Подходят еще Йоле, Марианджела, Фульвио и Раффаеле, и мы все усаживаемся, тесно-тесно, вокруг кухонного стола. Так и пьем кофе, разговариваем. Линда едва успевает задать один вопрос, как ей приходится отвечать на десять. Говоря, что снег идет каждый день, что по-настоящему больных у нас нет, за вычетом тех, кто болен, по сути, старостью, что мы уже больше месяца не выходим из поселка, что только сегодня мы могли бы это сделать, а завтра, может, и не сумеем, что это ж надо додуматься — приехать в Розальбу, что теперь уж хочешь не хочешь, а придется сидеть тут с нами, мы сказали ей всё, что подобает говорить женщине, приехавшей из других мест (разве могу я здесь сказать ей то, что долгие месяцы перемалывал у себя в голове).

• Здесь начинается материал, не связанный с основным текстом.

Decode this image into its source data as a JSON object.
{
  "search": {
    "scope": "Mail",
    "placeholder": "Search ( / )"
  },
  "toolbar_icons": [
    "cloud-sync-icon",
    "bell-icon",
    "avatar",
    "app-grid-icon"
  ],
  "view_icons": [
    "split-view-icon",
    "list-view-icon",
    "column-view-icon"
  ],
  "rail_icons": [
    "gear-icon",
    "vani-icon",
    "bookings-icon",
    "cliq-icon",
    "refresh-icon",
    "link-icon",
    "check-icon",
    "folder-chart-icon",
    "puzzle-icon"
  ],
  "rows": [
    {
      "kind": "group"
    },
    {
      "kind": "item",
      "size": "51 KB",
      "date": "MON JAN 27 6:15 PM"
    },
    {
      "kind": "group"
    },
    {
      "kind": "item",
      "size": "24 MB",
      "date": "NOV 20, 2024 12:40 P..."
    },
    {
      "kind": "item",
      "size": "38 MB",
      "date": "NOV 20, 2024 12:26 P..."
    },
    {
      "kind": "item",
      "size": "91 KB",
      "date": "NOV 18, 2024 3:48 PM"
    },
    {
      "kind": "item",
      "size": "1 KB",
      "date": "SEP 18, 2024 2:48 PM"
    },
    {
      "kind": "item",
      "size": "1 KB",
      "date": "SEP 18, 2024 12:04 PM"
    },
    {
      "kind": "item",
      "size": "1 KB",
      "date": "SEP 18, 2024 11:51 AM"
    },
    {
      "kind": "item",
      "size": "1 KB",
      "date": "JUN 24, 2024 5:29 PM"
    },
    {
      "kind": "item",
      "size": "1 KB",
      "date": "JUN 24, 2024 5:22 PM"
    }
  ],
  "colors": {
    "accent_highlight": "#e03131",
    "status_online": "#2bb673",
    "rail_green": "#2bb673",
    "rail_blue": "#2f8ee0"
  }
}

Впрочем, о новостях Линде рассказали еще до нашего появления, так что и часу не прошло, как Верена пошла за граммофоном. Линда учит Ванду и других женщин новомодному танцу. Рука Линды в наших руках — как кисть маленькой девочки. Когда в стекло попадает снежок (это Диониджи), мы все выходим на нежный ночной воздух, идет слабый снег, и всем нам хочется что-нибудь сотворить. Спустя час теленок бодро ворочается на соломе. Диониджи просит Ракеле пойти согреть нам кофе. Мы начинаем входить во вкус этих посиделок за полночь, будто сейчас лето, когда народ никак не хочет расходиться из остерии, и кажется, что улечься спать значит выкинуть и время, и саму молодость.

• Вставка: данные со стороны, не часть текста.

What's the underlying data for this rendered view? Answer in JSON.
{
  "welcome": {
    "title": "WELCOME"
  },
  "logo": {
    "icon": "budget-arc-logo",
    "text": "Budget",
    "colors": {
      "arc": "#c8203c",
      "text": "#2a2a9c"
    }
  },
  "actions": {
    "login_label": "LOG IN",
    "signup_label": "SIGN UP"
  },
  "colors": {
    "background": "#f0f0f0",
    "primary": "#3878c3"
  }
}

Так что и в тот вечер мы проговорили до глубокой ночи. Когда мы выходим от Ракеле, чтобы разойтись по домам, снег не падает; свежевыпавший, если потрогать его, блестит на пальцах. Хотя в темноте не видно, какое небо, можно поспорить, что в четыре он вновь примется за дело, словно назло. Человек, приглядывавший за коровой, пока та чистилась, говорит, что, если бы снег и дальше так валил, как в пять, мы бы не вышли из дома.

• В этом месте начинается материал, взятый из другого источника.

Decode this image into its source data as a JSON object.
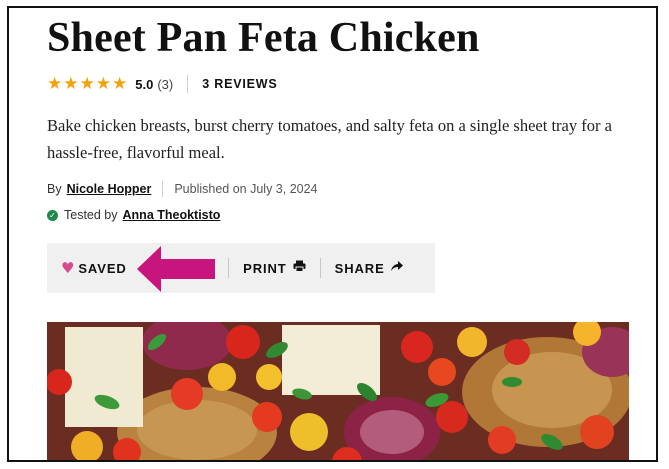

Я, как и каждое утро, смотрю на листок календаря, не отрывая его, потом иду к окну, которое прямо напротив дома жандарма, в надежде, что Йоле или ее сестра тоже подойдут к окну, хотя я знаю, что они сидят у печки и вышивают — может быть, просто чтобы время убить. Или играют в карты. Мне было бы любопытно узнать, какие мысли бродят в голове у Йоле в эти дни; вот вчера — что заставляло ее так смотреть на сестру во время игры? Один игрок так не смотрит на другого. Словно на лице сестры или где-то на полдороге к нему — другое лицо. Возлюбленный? Пригрезившийся? Не знаю, было бы любопытно.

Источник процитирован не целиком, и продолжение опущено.